Entra nesse caldeirão de ingredientes identitários uma série
de temas: a imigração e a influência estrangeira (não apenas portuguesa) na elaboração da cultura
nacional; o genocídio, os maus-tratos, a tortura e toda sorte de crimes
praticados de brancos contra a extensa presença do negro e entre os próprios
negros; o que foi a escravidão e seu fim; a trapaça, os primeiros sucessos do jeitinho,
o contrabando, os privilégios, a horda das hipocrisias; o papel vilipendiador
da igreja na prostituição e uso sexual das negras; a ganância pelo poder de compra
e a ostentação capitalista; tudo aí compõem um denso tecido que nos leva ao
menos a pensar com olhar novo sobre o modo de vida que hoje levamos e a série de questões que estão na ordem do dia, seja a discriminação contra os de cor, os de raça, os de sexo, seja a corrupção e as corruptelas, seja essa necessidade de que tudo se resolva de uma para outro sem curto esforço. Leva-nos a ver que numa nação ainda tão próxima do tempo a que o romance remente teimosamente temos evoluído. Não é, portanto, apenas uma luz sobre nossa história, é também um apelo a razão, de certo modo, até positivista.
E sobra espaço ainda para expor a urdidura de uma trama
policialesca e a crença no amor como redenção; sobre este último digo pensando no
casal de negros Marcos e Rosa que enfrentam as mais duras condições para honrar
com um juramento feito em seu nome. Se a isso não puder chamar de amor, ao menos de cumplicidade (e o que é o amor se não um jogo de cumplicidades) que
outro nome eu poderia dar? Sobra espaço ainda paras aventuras sexuais: a tímida libertação da mulher de sua condição de sexualmente reprimida e a folia de
negro escravo Orando, que usa todo seu dom de machão para pegar os outros
negros, numa naturalização da homossexualidade num território onde o tema poderia ser algo a não ser pensado.
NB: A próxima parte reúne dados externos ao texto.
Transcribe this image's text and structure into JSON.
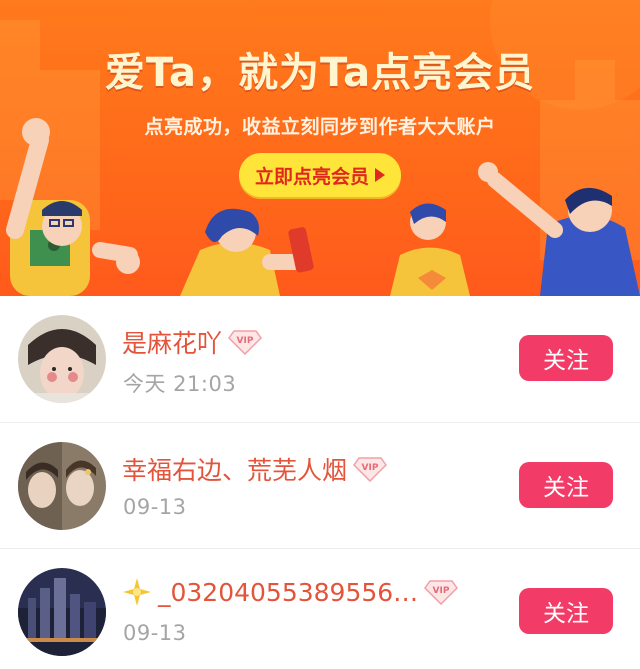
{
  "banner": {
    "title": "爱Ta，就为Ta点亮会员",
    "subtitle": "点亮成功，收益立刻同步到作者大大账户",
    "cta_label": "立即点亮会员"
  },
  "colors": {
    "banner_orange": "#ff6a1a",
    "cta_yellow": "#ffe53a",
    "name_red": "#e3543b",
    "follow_pink": "#f23b66",
    "time_gray": "#a5a5a5"
  },
  "followers": [
    {
      "name": "是麻花吖",
      "vip": true,
      "time": "今天  21:03",
      "follow_label": "关注"
    },
    {
      "name": "幸福右边、荒芜人烟",
      "vip": true,
      "time": "09-13",
      "follow_label": "关注"
    },
    {
      "name_prefix_icon": "sparkle-star-icon",
      "name": "_03204055389556…",
      "vip": true,
      "time": "09-13",
      "follow_label": "关注"
    }
  ]
}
Há também imperfeições. Suponho que o romancista poderia ter
tomado alguma atenção para os vários deslizes linguísticos que ferem o pacto
estabelecido pelo narrador com o tempo a que se refere. Compreendo que ele quis deixar a narrativa palatável ao gosto comum e isso reduz e
muito sua condição literária, uma vez que o grande trunfo artístico da
literatura está no tratamento dado à linguagem pelo escritor. Não é, portanto,
suficiente que aí esteja presente o que comumente chamamos por elementos
temáticos ou uma estrutura narrativa bem elaborada, mas que haja, da parte do
escritor, um cuidado com trato vocabular, condição que permita ao leitor não
se sentir diante de um ambiente sintético ou de situações marcadamente
teatralizadas, mas que o soterre totalmente pela atmosfera a que se refere. E digo isso, pensando aqui em romances como Memorial do convento, de José Saramago, para alinhar a discussão à ordem do mesmo modelo romanesco. No romance do escritor português também a história é elemento basilar dos acontecimentos ficcionalizados na narrativa. Esse manejo com a linguagem, por exemplo, está na forma, mas deixa suas marcas nas situações em que se mostram no texto
expressões de outra língua – do francês, do latim, do dialeto moçambicano, para
rememorar algumas situações – e ter a necessidade especificá-las em português
numa nota de rodapé; pode haver a justificativa que houver sobre esse procedimento,
mas não é do meu agrado. Tive a impressão de que Alberto A. Reis poderia ainda ter sido um tanto mais displicente com algumas situações, noutras palavras, ter se soltado mais sem se ater a uma lapidação das situações, ou das fronteiras espaciais e das personagens.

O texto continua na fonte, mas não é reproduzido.